With settings in a castle, a village and a forest in a "far-away land", supernatural elements and magic spells mix comfortably with slightly over-the-top 'human' characters. Act I is long (and will tighten-up as scene changes get slicker) as it establishes the characters, but it was easy to follow Prince Orian (Christian Luck)'s transformation to Beast (Matthew Lehmann), the financial misfortune of Beauty’s father (Andrew Radak), the kindness of Beauty (Brooke Widdison-Jacobs), the superficiality of her spendthrift sisters (Sarah Hepburn and Melissa Boniface), and Beauty's first encounters and developing affection for the Beast.

Act II sees the Beast despairing of his plight and its self-inflicted causes, explores the redemptive power of love and the blossoming relationship between Beauty and the Beast, and culminates in joyful resolution and celebration.

Widdison-Jacobs created a charming, compassionate Beauty and found a softer fluency to add to her exquisite footwork and glorious arabesques. Lehmann created a potent, muscular Beast with an untamed physicality, ferocious athleticism and the pent-up frustration of a trapped creature. In a compelling performance, his distress was visible in his darting, despairing eyes and he became impossible to despise. Christian Luck danced and partnered splendidly and was excellent as the vain, arrogant prince who constantly admires himself in the mirror and offends La Fée Magnifique (Jayne Smeulders), which is why she casts a spell on him and turns him into a beast. Lehmann’s partnering in several emotive encounters with Widdison-Jacobs's Beauty was seamless, and a dream-sequence pas de trois with Widdison-Jacobs, Luck and the Lehmann was masterly, magical and moving as it revealed the Beast's exclusion and hopelessness. Another dream-sequence to Debussy's 'Clair de Lune' with Widdison-Jacob and Luck dancing tenderly together was magical.

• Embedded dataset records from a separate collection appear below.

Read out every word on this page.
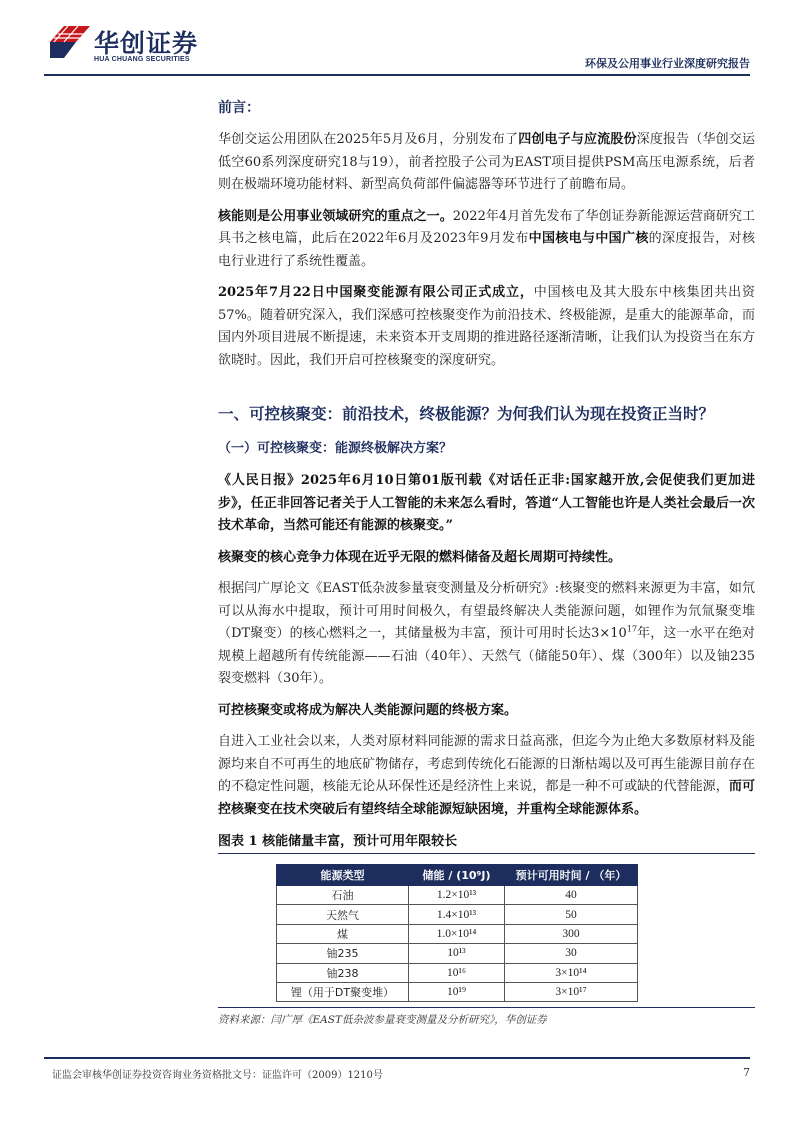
华创证券
HUA CHUANG SECURITIES	环保及公用事业行业深度研究报告
前言：

华创交运公用团队在2025年5月及6月，分别发布了四创电子与应流股份深度报告（华创交运低空60系列深度研究18与19），前者控股子公司为EAST项目提供PSM高压电源系统，后者则在极端环境功能材料、新型高负荷部件偏滤器等环节进行了前瞻布局。

核能则是公用事业领域研究的重点之一。2022年4月首先发布了华创证券新能源运营商研究工具书之核电篇，此后在2022年6月及2023年9月发布中国核电与中国广核的深度报告，对核电行业进行了系统性覆盖。

2025年7月22日中国聚变能源有限公司正式成立，中国核电及其大股东中核集团共出资57%。随着研究深入，我们深感可控核聚变作为前沿技术、终极能源，是重大的能源革命，而国内外项目进展不断提速，未来资本开支周期的推进路径逐渐清晰，让我们认为投资当在东方欲晓时。因此，我们开启可控核聚变的深度研究。

一、可控核聚变：前沿技术，终极能源？为何我们认为现在投资正当时？
（一）可控核聚变：能源终极解决方案？

《人民日报》2025年6月10日第01版刊载《对话任正非:国家越开放,会促使我们更加进步》，任正非回答记者关于人工智能的未来怎么看时，答道“人工智能也许是人类社会最后一次技术革命，当然可能还有能源的核聚变。”

核聚变的核心竞争力体现在近乎无限的燃料储备及超长周期可持续性。

根据闫广厚论文《EAST低杂波参量衰变测量及分析研究》:核聚变的燃料来源更为丰富，如氘可以从海水中提取，预计可用时间极久，有望最终解决人类能源问题，如锂作为氘氚聚变堆（DT聚变）的核心燃料之一，其储量极为丰富，预计可用时长达$3\times 10^{17}$年，这一水平在绝对规模上超越所有传统能源——石油（40年）、天然气（储能50年）、煤（300年）以及铀235裂变燃料（30年）。

可控核聚变或将成为解决人类能源问题的终极方案。

自进入工业社会以来，人类对原材料同能源的需求日益高涨，但迄今为止绝大多数原材料及能源均来自不可再生的地底矿物储存，考虑到传统化石能源的日渐枯竭以及可再生能源目前存在的不稳定性问题，核能无论从环保性还是经济性上来说，都是一种不可或缺的代替能源，而可控核聚变在技术突破后有望终结全球能源短缺困境，并重构全球能源体系。

图表 1 核能储量丰富，预计可用年限较长
能源类型	储能 / (10⁹J)	预计可用时间 / （年）
石油	1.2×10¹³	40
天然气	1.4×10¹³	50
煤	1.0×10¹⁴	300
铀235	10¹³	30
铀238	10¹⁶	3×10¹⁴
锂（用于DT聚变堆）	10¹⁹	3×10¹⁷
资料来源：闫广厚《EAST低杂波参量衰变测量及分析研究》，华创证券
证监会审核华创证券投资咨询业务资格批文号：证监许可（2009）1210号	7
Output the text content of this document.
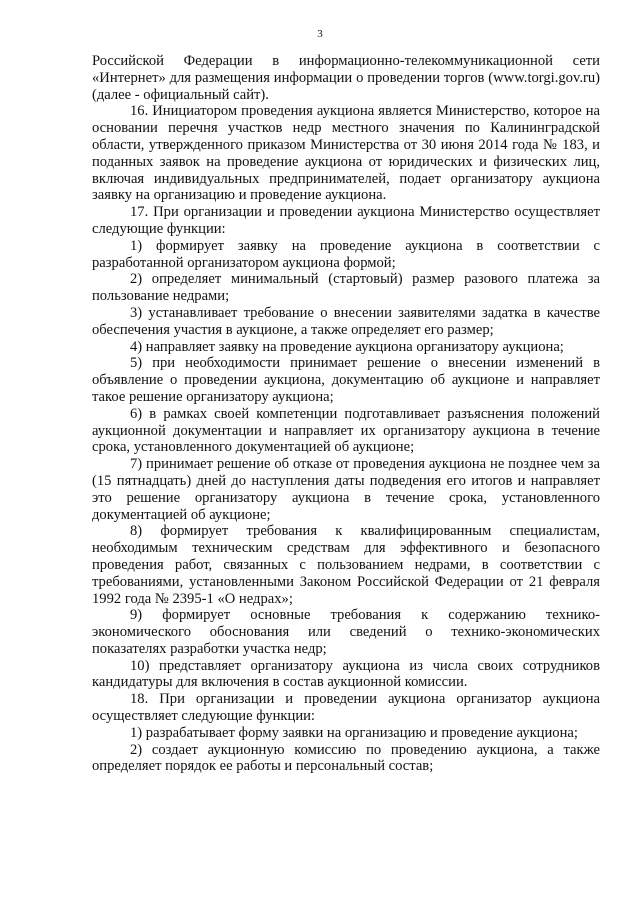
3

Российской Федерации в информационно-телекоммуникационной сети «Интернет» для размещения информации о проведении торгов (www.torgi.gov.ru) (далее - официальный сайт).

16. Инициатором проведения аукциона является Министерство, которое на основании перечня участков недр местного значения по Калининградской области, утвержденного приказом Министерства от 30 июня 2014 года № 183, и поданных заявок на проведение аукциона от юридических и физических лиц, включая индивидуальных предпринимателей, подает организатору аукциона заявку на организацию и проведение аукциона.

17. При организации и проведении аукциона Министерство осуществляет следующие функции:

1) формирует заявку на проведение аукциона в соответствии с разработанной организатором аукциона формой;

2) определяет минимальный (стартовый) размер разового платежа за пользование недрами;

3) устанавливает требование о внесении заявителями задатка в качестве обеспечения участия в аукционе, а также определяет его размер;

4) направляет заявку на проведение аукциона организатору аукциона;

5) при необходимости принимает решение о внесении изменений в объявление о проведении аукциона, документацию об аукционе и направляет такое решение организатору аукциона;

6) в рамках своей компетенции подготавливает разъяснения положений аукционной документации и направляет их организатору аукциона в течение срока, установленного документацией об аукционе;

7) принимает решение об отказе от проведения аукциона не позднее чем за (15 пятнадцать) дней до наступления даты подведения его итогов и направляет это решение организатору аукциона в течение срока, установленного документацией об аукционе;

8) формирует требования к квалифицированным специалистам, необходимым техническим средствам для эффективного и безопасного проведения работ, связанных с пользованием недрами, в соответствии с требованиями, установленными Законом Российской Федерации от 21 февраля 1992 года № 2395-1 «О недрах»;

9) формирует основные требования к содержанию технико-экономического обоснования или сведений о технико-экономических показателях разработки участка недр;

10) представляет организатору аукциона из числа своих сотрудников кандидатуры для включения в состав аукционной комиссии.

18. При организации и проведении аукциона организатор аукциона осуществляет следующие функции:

1) разрабатывает форму заявки на организацию и проведение аукциона;

2) создает аукционную комиссию по проведению аукциона, а также определяет порядок ее работы и персональный состав;
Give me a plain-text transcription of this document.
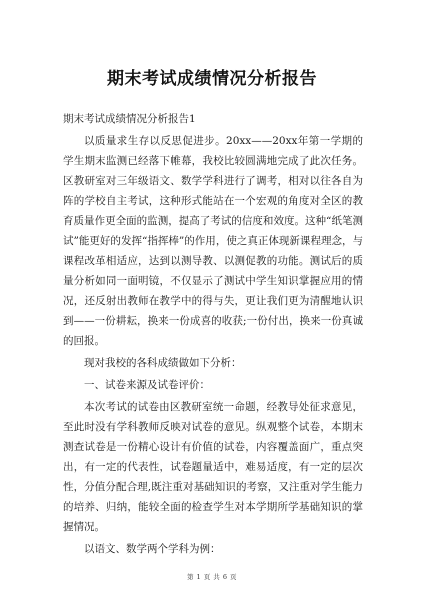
期末考试成绩情况分析报告
期末考试成绩情况分析报告1

以质量求生存以反思促进步。20xx——20xx年第一学期的学生期末监测已经落下帷幕，我校比较圆满地完成了此次任务。区教研室对三年级语文、数学学科进行了调考，相对以往各自为阵的学校自主考试，这种形式能站在一个宏观的角度对全区的教育质量作更全面的监测，提高了考试的信度和效度。这种“纸笔测试”能更好的发挥“指挥棒”的作用，使之真正体现新课程理念，与课程改革相适应，达到以测导教、以测促教的功能。测试后的质量分析如同一面明镜，不仅显示了测试中学生知识掌握应用的情况，还反射出教师在教学中的得与失，更让我们更为清醒地认识到——一份耕耘，换来一份成喜的收获;一份付出，换来一份真诚的回报。

现对我校的各科成绩做如下分析：

一、试卷来源及试卷评价：

本次考试的试卷由区教研室统一命题，经教导处征求意见，至此时没有学科教师反映对试卷的意见。纵观整个试卷，本期末测查试卷是一份精心设计有价值的试卷，内容覆盖面广，重点突出，有一定的代表性，试卷题量适中，难易适度，有一定的层次性，分值分配合理,既注重对基础知识的考察，又注重对学生能力的培养、归纳，能较全面的检查学生对本学期所学基础知识的掌握情况。

以语文、数学两个学科为例：

第 1 页 共 6 页
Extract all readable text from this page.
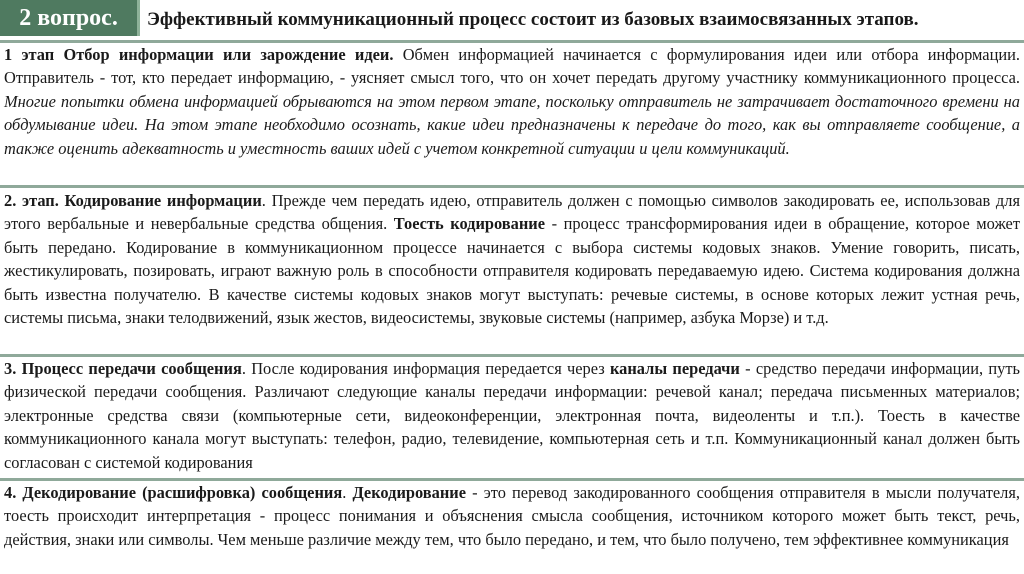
2 вопрос.	Эффективный коммуникационный процесс состоит из базовых взаимосвязанных этапов.
1 этап Отбор информации или зарождение идеи. Обмен информацией начинается с формулирования идеи или отбора информации. Отправитель - тот, кто передает информацию, - уясняет смысл того, что он хочет передать другому участнику коммуникационного процесса. Многие попытки обмена информацией обрываются на этом первом этапе, поскольку отправитель не затрачивает достаточного времени на обдумывание идеи. На этом этапе необходимо осознать, какие идеи предназначены к передаче до того, как вы отправляете сообщение, а также оценить адекватность и уместность ваших идей с учетом конкретной ситуации и цели коммуникаций.
2. этап. Кодирование информации. Прежде чем передать идею, отправитель должен с помощью символов закодировать ее, использовав для этого вербальные и невербальные средства общения. Тоесть кодирование - процесс трансформирования идеи в обращение, которое может быть передано. Кодирование в коммуникационном процессе начинается с выбора системы кодовых знаков. Умение говорить, писать, жестикулировать, позировать, играют важную роль в способности отправителя кодировать передаваемую идею. Система кодирования должна быть известна получателю. В качестве системы кодовых знаков могут выступать: речевые системы, в основе которых лежит устная речь, системы письма, знаки телодвижений, язык жестов, видеосистемы, звуковые системы (например, азбука Морзе) и т.д.
3. Процесс передачи сообщения. После кодирования информация передается через каналы передачи - средство передачи информации, путь физической передачи сообщения. Различают следующие каналы передачи информации: речевой канал; передача письменных материалов; электронные средства связи (компьютерные сети, видеоконференции, электронная почта, видеоленты и т.п.). Тоесть в качестве коммуникационного канала могут выступать: телефон, радио, телевидение, компьютерная сеть и т.п. Коммуникационный канал должен быть согласован с системой кодирования
4. Декодирование (расшифровка) сообщения. Декодирование - это перевод закодированного сообщения отправителя в мысли получателя, тоесть происходит интерпретация - процесс понимания и объяснения смысла сообщения, источником которого может быть текст, речь, действия, знаки или символы. Чем меньше различие между тем, что было передано, и тем, что было получено, тем эффективнее коммуникация
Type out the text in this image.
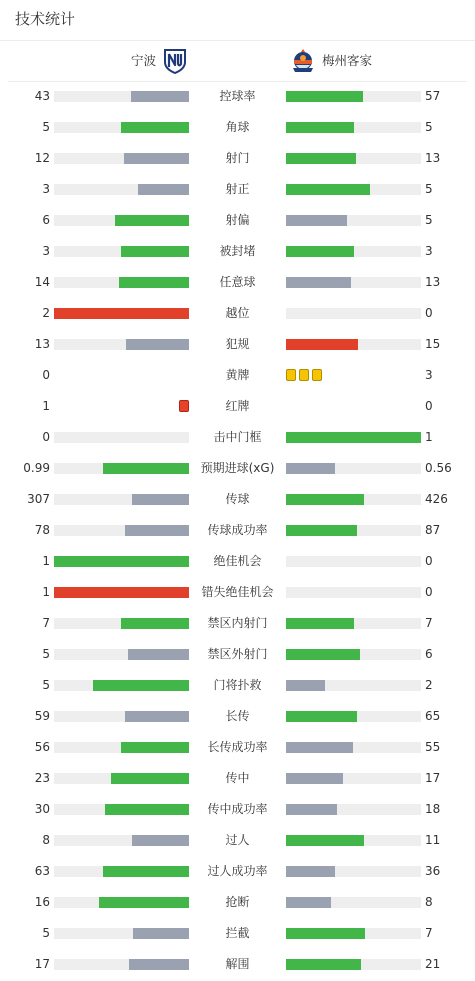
技术统计
宁波	梅州客家
43	控球率	57
5	角球	5
12	射门	13
3	射正	5
6	射偏	5
3	被封堵	3
14	任意球	13
2	越位	0
13	犯规	15
0	黄牌	3
1	红牌	0
0	击中门框	1
0.99	预期进球(xG)	0.56
307	传球	426
78	传球成功率	87
1	绝佳机会	0
1	错失绝佳机会	0
7	禁区内射门	7
5	禁区外射门	6
5	门将扑救	2
59	长传	65
56	长传成功率	55
23	传中	17
30	传中成功率	18
8	过人	11
63	过人成功率	36
16	抢断	8
5	拦截	7
17	解围	21
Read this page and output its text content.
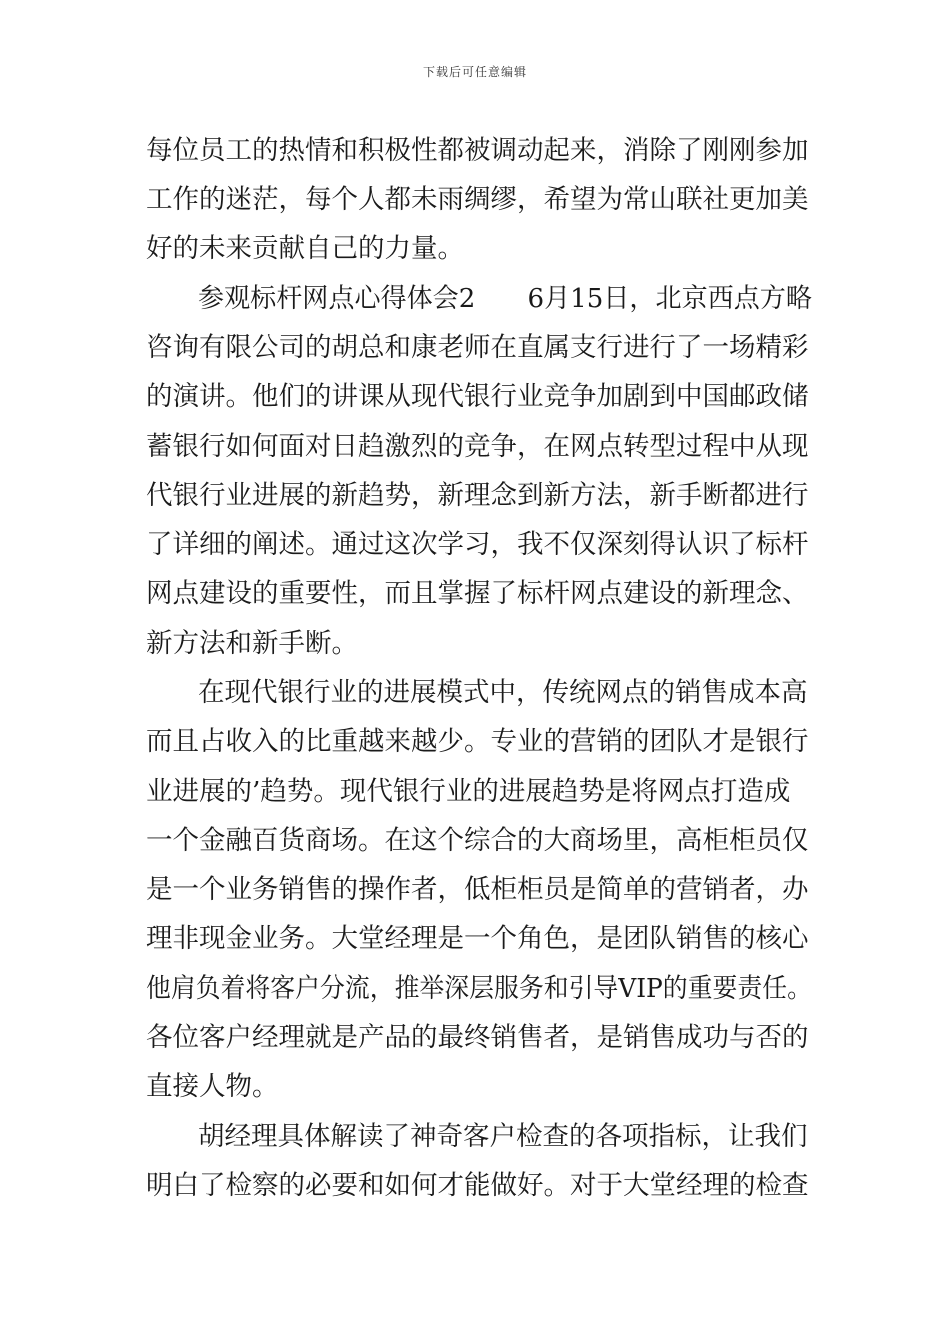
下载后可任意编辑
每位员工的热情和积极性都被调动起来，消除了刚刚参加
工作的迷茫，每个人都未雨绸缪，希望为常山联社更加美
好的未来贡献自己的力量。
参观标杆网点心得体会2　　6月15日，北京西点方略
咨询有限公司的胡总和康老师在直属支行进行了一场精彩
的演讲。他们的讲课从现代银行业竞争加剧到中国邮政储
蓄银行如何面对日趋激烈的竞争，在网点转型过程中从现
代银行业进展的新趋势，新理念到新方法，新手断都进行
了详细的阐述。通过这次学习，我不仅深刻得认识了标杆
网点建设的重要性，而且掌握了标杆网点建设的新理念、
新方法和新手断。
在现代银行业的进展模式中，传统网点的销售成本高
而且占收入的比重越来越少。专业的营销的团队才是银行
业进展的’趋势。现代银行业的进展趋势是将网点打造成
一个金融百货商场。在这个综合的大商场里，高柜柜员仅
是一个业务销售的操作者，低柜柜员是简单的营销者，办
理非现金业务。大堂经理是一个角色，是团队销售的核心
他肩负着将客户分流，推举深层服务和引导VIP的重要责任。
各位客户经理就是产品的最终销售者，是销售成功与否的
直接人物。
胡经理具体解读了神奇客户检查的各项指标，让我们
明白了检察的必要和如何才能做好。对于大堂经理的检查
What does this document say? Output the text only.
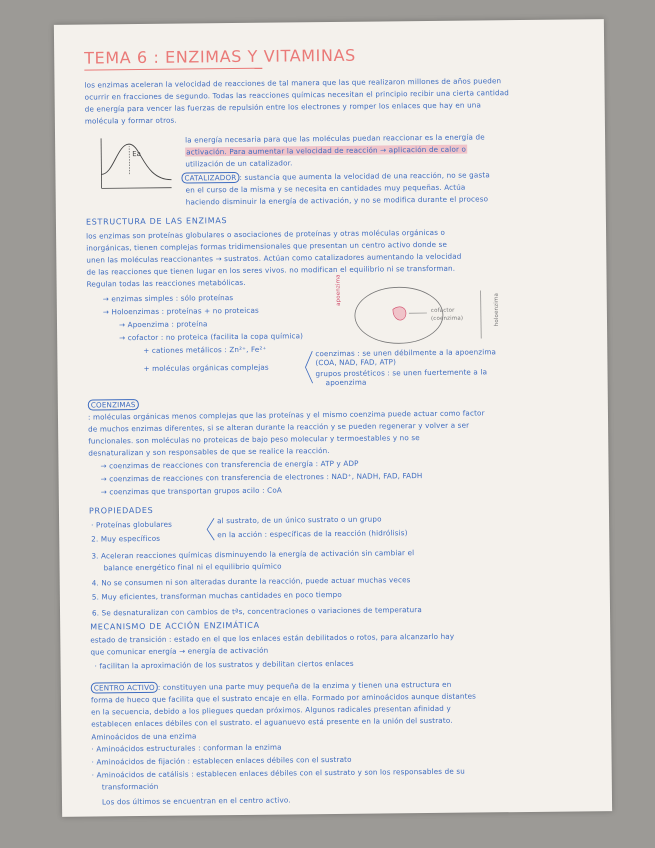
TEMA 6 : ENZIMAS Y VITAMINAS
los enzimas aceleran la velocidad de reacciones de tal manera que las que realizaron millones de años pueden
ocurrir en fracciones de segundo. Todas las reacciones químicas necesitan el principio recibir una cierta cantidad
de energía para vencer las fuerzas de repulsión entre los electrones y romper los enlaces que hay en una
molécula y formar otros.
Ea
la energía necesaria para que las moléculas puedan reaccionar es la energía de
activación. Para aumentar la velocidad de reacción → aplicación de calor o
utilización de un catalizador.
CATALIZADOR : sustancia que aumenta la velocidad de una reacción, no se gasta
en el curso de la misma y se necesita en cantidades muy pequeñas. Actúa
haciendo disminuir la energía de activación, y no se modifica durante el proceso
ESTRUCTURA DE LAS ENZIMAS
los enzimas son proteínas globulares o asociaciones de proteínas y otras moléculas orgánicas o
inorgánicas, tienen complejas formas tridimensionales que presentan un centro activo donde se
unen las moléculas reaccionantes → sustratos. Actúan como catalizadores aumentando la velocidad
de las reacciones que tienen lugar en los seres vivos. no modifican el equilibrio ni se transforman.
Regulan todas las reacciones metabólicas.
→ enzimas simples : sólo proteínas
→ Holoenzimas : proteínas + no proteicas
→ Apoenzima : proteína
→ cofactor : no proteica (facilita la copa química)
+ cationes metálicos : Zn²⁺, Fe²⁺
+ moléculas orgánicas complejas
apoenzima
cofactor
(coenzima)	holoenzima
coenzimas : se unen débilmente a la apoenzima
(COA, NAD, FAD, ATP)
grupos prostéticos : se unen fuertemente a la
apoenzima
COENZIMAS
: moléculas orgánicas menos complejas que las proteínas y el mismo coenzima puede actuar como factor
de muchos enzimas diferentes, si se alteran durante la reacción y se pueden regenerar y volver a ser
funcionales. son moléculas no proteicas de bajo peso molecular y termoestables y no se
desnaturalizan y son responsables de que se realice la reacción.
→ coenzimas de reacciones con transferencia de energía : ATP y ADP
→ coenzimas de reacciones con transferencia de electrones : NAD⁺, NADH, FAD, FADH
→ coenzimas que transportan grupos acilo : CoA
PROPIEDADES
· Proteínas globulares
2. Muy específicos
al sustrato, de un único sustrato o un grupo
en la acción : específicas de la reacción (hidrólisis)
3. Aceleran reacciones químicas disminuyendo la energía de activación sin cambiar el
balance energético final ni el equilibrio químico
4. No se consumen ni son alteradas durante la reacción, puede actuar muchas veces
5. Muy eficientes, transforman muchas cantidades en poco tiempo
6. Se desnaturalizan con cambios de tªs, concentraciones o variaciones de temperatura
MECANISMO DE ACCIÓN ENZIMÁTICA
estado de transición : estado en el que los enlaces están debilitados o rotos, para alcanzarlo hay
que comunicar energía → energía de activación
· facilitan la aproximación de los sustratos y debilitan ciertos enlaces
CENTRO ACTIVO : constituyen una parte muy pequeña de la enzima y tienen una estructura en
forma de hueco que facilita que el sustrato encaje en ella. Formado por aminoácidos aunque distantes
en la secuencia, debido a los pliegues quedan próximos. Algunos radicales presentan afinidad y
establecen enlaces débiles con el sustrato. el aguanuevo está presente en la unión del sustrato.
Aminoácidos de una enzima
· Aminoácidos estructurales : conforman la enzima
· Aminoácidos de fijación : establecen enlaces débiles con el sustrato
· Aminoácidos de catálisis : establecen enlaces débiles con el sustrato y son los responsables de su
transformación
Los dos últimos se encuentran en el centro activo.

Hepburn and Boniface nailed the choreography and the comic, though less-than-admirable, character traits of the sisters; Florence Leroux-Coléno (La Fée Luminaire) with divine, silvery wings danced immaculately and reigned supreme in another quality performance in this benevolent, 'fixer' role, and Smeulders, in her final season with West Australian Ballet, lived up to her name, danced magnificently and threw in a double saut de basque for good measure. André Santos as the manservant Alfred was always interesting to watch, and humorous light-relief was provided throughout by four jaunty trolls who accompany the Beast.

A spectacular, lively wedding scene with exceptional dancing by all of the cast, immaculate in white and gold in front of massive glistening 'organ pipes' the height and width of the stage, concluded a very successful opening night.